Exeter Cathedral, Saturday 12 April 2014
Source: Angela Blackwell
Shouts of “bravo” from an appreciative audience echoed around the Cathedral after an evening of dramatic music telling ‘Mary’s Story’. Exeter Festival Chorus, under the expert direction of Nigel Perrin, provided a cohesive and thought-provoking programme with the text of the Magnificat and Stabat Mater set by composers of different nations.
Giles Swayne’s Magnificat was composed in 1982 for Christ Church College, Oxford and poses a number of challenges for any choir. This a cappella piece, with polyrhythms inspired by African music and a vast tessitura, is written for double choir and soloists. Here the choir produced ensemble skill of the highest level; the jaunty rhythms were sung with precision and control and a masterful balance between the two choirs and soloists was achieved.

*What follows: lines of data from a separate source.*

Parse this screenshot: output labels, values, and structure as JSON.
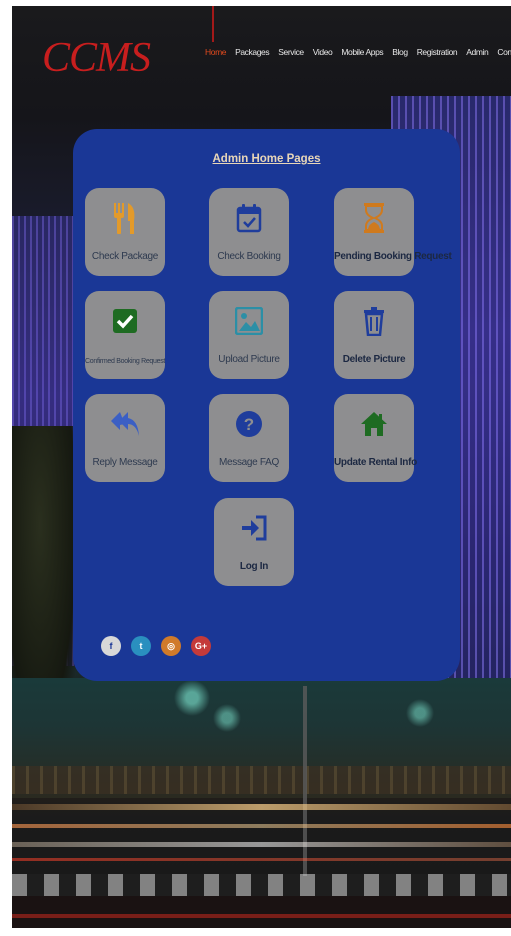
{
  "header": {
    "logo": "CCMS",
    "nav": [
      "Home",
      "Packages",
      "Service",
      "Video",
      "Mobile Apps",
      "Blog",
      "Registration",
      "Admin",
      "Contact"
    ],
    "active": "Home"
  },
  "panel": {
    "title": "Admin Home Pages",
    "tiles": [
      {
        "label": "Check Package",
        "icon": "utensils-icon"
      },
      {
        "label": "Check Booking",
        "icon": "calendar-check-icon"
      },
      {
        "label": "Pending Booking Request",
        "icon": "hourglass-icon"
      },
      {
        "label": "Confirmed Booking Request",
        "icon": "check-square-icon"
      },
      {
        "label": "Upload Picture",
        "icon": "image-icon"
      },
      {
        "label": "Delete Picture",
        "icon": "trash-icon"
      },
      {
        "label": "Reply Message",
        "icon": "reply-all-icon"
      },
      {
        "label": "Message FAQ",
        "icon": "question-circle-icon"
      },
      {
        "label": "Update Rental Info",
        "icon": "home-icon"
      },
      {
        "label": "Log In",
        "icon": "sign-in-icon"
      }
    ],
    "socials": [
      {
        "glyph": "f",
        "icon": "facebook-icon",
        "color": "#d8d8d8"
      },
      {
        "glyph": "t",
        "icon": "twitter-icon",
        "color": "#2a8fbf"
      },
      {
        "glyph": "◎",
        "icon": "instagram-icon",
        "color": "#d07a2a"
      },
      {
        "glyph": "G+",
        "icon": "google-plus-icon",
        "color": "#c43a3a"
      }
    ]
  },
  "colors": {
    "panel": "#1a3796",
    "tile": "#8e8e90",
    "logo": "#c81e1e",
    "nav_active": "#e14a1d"
  }
}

Following this spirited work was Polish composer Karol Szymanowski’s profound reflection on the ‘grieving mother’; written at a time when he was consoling his sister over the death of his niece. From the haunting wind solos and rich, chromatically dissolving string chords, sensitively performed by the Southern Sinfonia, the scene was set for a performance of great depth of emotion. The choir produced moments of simple, hushed beauty which contrasted effectively with the power, agony and ecstasy of movements when they were joined by baritone soloist George Humphreys. Slight balance issues did not detract from an emotive performance of a work that surely deserves wider recognition.
Rossini’s Stabat Mater is a work in which the composer’s melodic flair is fully on display. At the world première The Escudiers reported that “The entire work transported the audience, the triumph was complete” – a sentiment that was surely echoed by the Exeter Cathedral audience. The choir was joined by two fine soprano soloists, Joanne Boag (a superb late replacement) and Yvonne Howard, who handled Rossini’s coloratura writing with clarity and ease. Amongst all the drama, the choir produced moments of sincerity and warmth. A particular highlight was ‘Quando corpus morietur’, sung from memory and with every nuance explored. What better way to lead in to Holy Week than with music telling Mary’s Story, sung by a choir on top form.